Plusieurs études montrent que l’image véhiculée par les médias africains est basée sur les stéréotypes. L’ONG Africa No Filter invite les Africains à se réapproprier leur storytelling.
L’Afrique se raconte des histoires… mais pas les siennes ! C’est le constat d’Africa No Filter, une ONG qui déplore l’existence de récits « nuisibles » à l’Afrique dans les différents médias. Ces « récits stéréotypés sur l’Afrique » ne sont pas en phase avec la réalité d’aujourd’hui, estime l’organisation qui veut que le continent soit vu comme ce qu’il est vraiment : « progressiste et dynamique ». Pour appuyer son discours, Africa No Filter a lancé une grande étude qui vise à comprendre « pourquoi l’histoire de l’Afrique continue d’être issue de stéréotypes négatifs ». Et le constat est sans appel : les médias, même africains, s’appuient sur un storytelling écrit à des milliers de kilomètres de là, sans que la réalité du terrain soit mise en avant.
« L’image d’une Afrique divisée, dépendante et qui ne s’engage pas »
En effet, indique l’étude d’Africa No Filter, « un tiers des informations publiées par les médias africains proviennent d’agences de presse étrangères ». Comprenez européennes pour la majorité d’entre elles. « Malgré des années d’indépendance, ce ne sont toujours pas les Africains qui tiennent la plume lorsqu’il s’agit d’écrire les histoires qui les concernent », résume Moky Makura, directrice générale de l’ONG. Pire, les médias continentaux, en publiant des articles écrits par des non-Africains, participent à donner une image déplorable du continent. « Au travers des articles que nous partageons dans nos médias, nous continuons à colporter l’image d’une Afrique divisée, dépendante et qui ne s’engage pas », indique Moky Makura.
Pour en arriver à ces conclusions, l’ONG a interrogé 38 éditeurs dans une quinzaine de pays africains, mais a également analysé le contenu de 60 médias pendant trois semaines.

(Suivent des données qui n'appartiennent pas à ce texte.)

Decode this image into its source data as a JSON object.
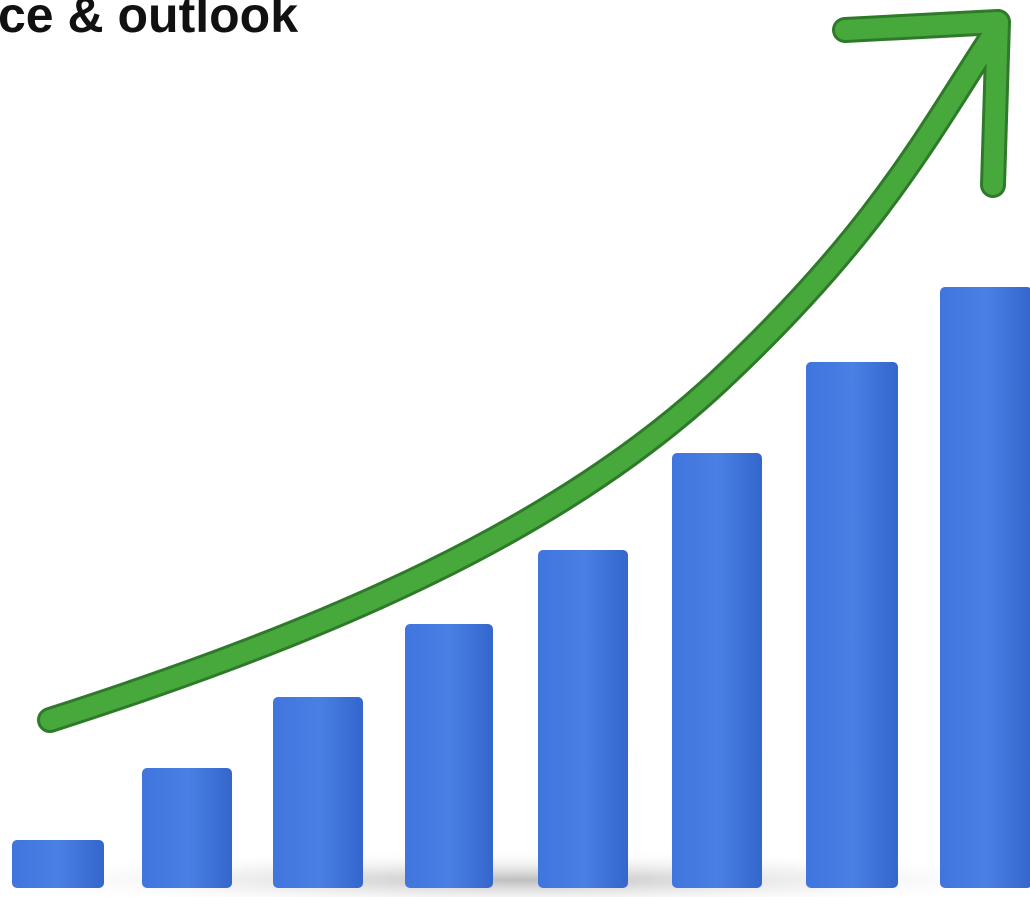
{
  "header": {
    "title": "ce & outlook"
  }
}
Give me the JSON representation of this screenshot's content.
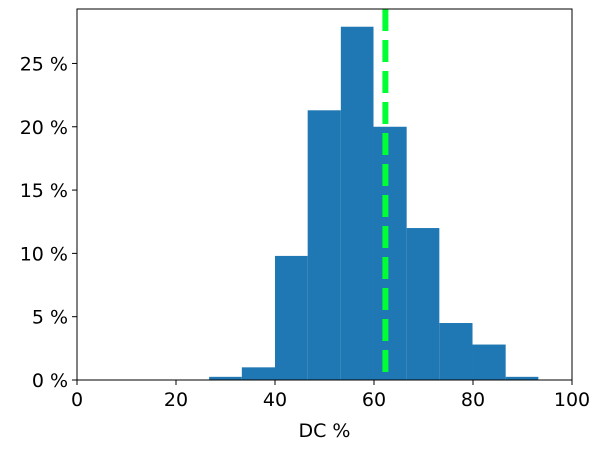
{
  "chart_data": {
    "type": "bar",
    "xlabel": "DC %",
    "ylabel": "",
    "xlim": [
      0,
      100
    ],
    "ylim": [
      0,
      29.3
    ],
    "xticks": [
      0,
      20,
      40,
      60,
      80,
      100
    ],
    "xtick_labels": [
      "0",
      "20",
      "40",
      "60",
      "80",
      "100"
    ],
    "yticks": [
      0,
      5,
      10,
      15,
      20,
      25
    ],
    "ytick_labels": [
      "0 %",
      "5 %",
      "10 %",
      "15 %",
      "20 %",
      "25 %"
    ],
    "bar_color": "#1f77b4",
    "bins": [
      {
        "x0": 26.7,
        "x1": 33.3,
        "value": 0.25
      },
      {
        "x0": 33.3,
        "x1": 40.0,
        "value": 1.0
      },
      {
        "x0": 40.0,
        "x1": 46.6,
        "value": 9.8
      },
      {
        "x0": 46.6,
        "x1": 53.3,
        "value": 21.3
      },
      {
        "x0": 53.3,
        "x1": 59.9,
        "value": 27.9
      },
      {
        "x0": 59.9,
        "x1": 66.6,
        "value": 20.0
      },
      {
        "x0": 66.6,
        "x1": 73.2,
        "value": 12.0
      },
      {
        "x0": 73.2,
        "x1": 79.9,
        "value": 4.5
      },
      {
        "x0": 79.9,
        "x1": 86.6,
        "value": 2.8
      },
      {
        "x0": 86.6,
        "x1": 93.2,
        "value": 0.25
      }
    ],
    "reference_line": {
      "x": 62.3,
      "color": "#00ff33",
      "style": "dashed"
    },
    "grid": false,
    "legend": "none"
  }
}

Des correspondants et rédacteurs en chef ont également été questionnés sur leurs pratiques. Il s’avère, conclut le rapport de l’ONG, que l’AFP et la BBC sont les principaux fournisseurs d’informations — un quart des articles publiés dans les médias africains — et que les agences africaines sont peu sollicitées. Une donnée problématique lorsqu’on sait que la grande majorité des articles écrits de Paris ou Londres concernent la politique et les conflits armés. « Il faut que nous reprenions la plume », propose Moky Makura, comme solution.
Un storytelling néfaste pour la migration, la créativité et l’innovation
Car la rédaction d’articles par des agences de presse européennes pose un véritable souci. En 2019, des chercheurs de l’Université de Stanford avaient estimé que cela donnait lieu à une information « partiale, eurocentrée et insuffisante ». La faute à une erreur d’analyse : les médias étrangers ont tendance à voir l’Afrique comme un continent homogène. Pour Toussaint Nothias, chargé de cours au Centre d’études africaine à l’Université de Stanford et auteur de « How Western Journalists Actually Write About Africa », l’image de l’Afrique dans les médias étrangers est globalement négative… si tant est qu’elle intéresse les journalistes. Car selon lui, à peine 3 % de la couverture internationale se rapporte à l’Afrique, dans les magazines et journaux européens. Et lorsqu’il est question d’Afrique, les termes d’« instabilité sociale et politique », de « violence et mort » et de « corruption » priment sur le reste. Une négativité qui donne une image déplorable de l’Afrique dans les médias.
Alors, lorsque les médias africains reprennent l’AFP ou la BBC, les retombées peuvent être plus graves que prévu. Surtout si les patrons de presse ne s’en rendent pas compte… « Paradoxalement, 50 % des rédacteurs en chef interrogés estiment que leur couverture des pays africains autres que le leur ne contient pas de stéréotypes », s’étonne Africa No Filter qui estime « que nous devons faire de gros efforts pour nous auto-éduquer et changer le rôle que nous jouons dans la perpétuation de stéréotypes dépassés sur nous‑mêmes ». Autrement dit, il ne tient qu’aux Africains de reprendre en main leur storytelling. Et c’est loin d’être un détail… « Les récits ont une grande importance et leur influence va au-delà de la simple narration, assure Moky Makura. Ils ont un impact sur l’investissement en Afrique, sur la jeunesse et les opportunités que les personnes perçoivent dans leurs pays, sur la migration, la créativité et l’innovation ».